I won't forgive you for that, Smut. Expect you house to be walking down the lane next time you come home from the pub.

Smut Clyde said...

The Riddled time machine comes in useful sometimes.

zombie rotten mcdonald said...

at least we can agree that you should be giving drugs to architects.

Smut Clyde said...

We are simple country folk and know nothing of these "drugs" whereof you speak.

zombie rotten mcdonald said...

ll, if you don't give your architects drugs, they will give you Levittown.

Is that what you want?

zombie rotten mcdonald said...

since you are so visually oriented, I will give you a visual:

http://blog.lib.umn.edu/ande8939/architecture/LevittownPennsylvania.jpg

sheesh.

zombie rotten mcdonald said...

So here, since I in a foul mood:

An existential threat is one which threatens your existence; and life is threatening my existence. Therefore, I am justified in removing Life from all the nearby and available sources. So I will work on a basis of a radius of opportunity, and analyzing the nearby repositories of Life, discover that....

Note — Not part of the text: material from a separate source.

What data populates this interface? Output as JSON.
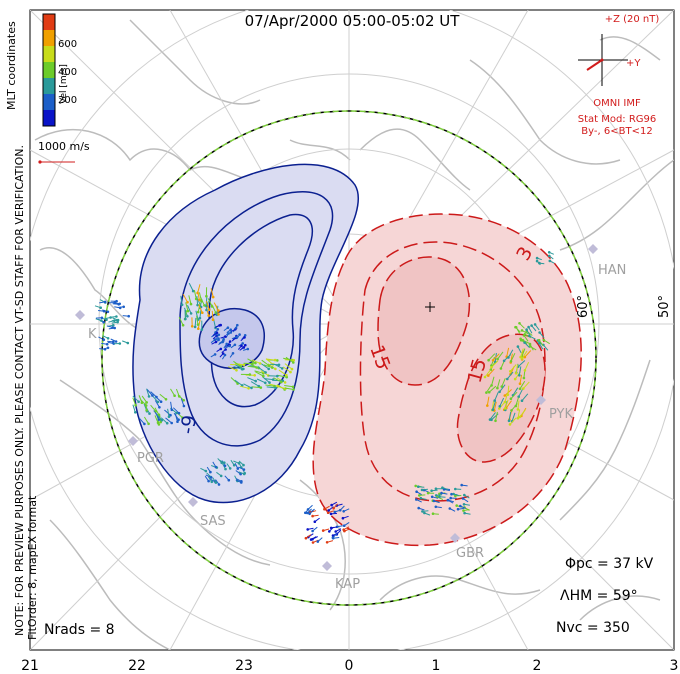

hey. the first target of opportunity is pretty much congruous. Hmmm...

Martin Finnucane said...

Every time I rob a man I knock him dead because I have no respect for life, not a little. If I kill enough men there will be more life to go round and maybe then I will be able to live till I am a thousand and not have the old rattle in my neck when I am quite seventy.

zombie rotten mcdonald said...

Martin is making sense.

Substance McGravitas said...

This was a fun film.

Smut Clyde said...

the first target of opportunity is pretty much congruous

At Riddled we work on the incongruity, so I figure we're safe.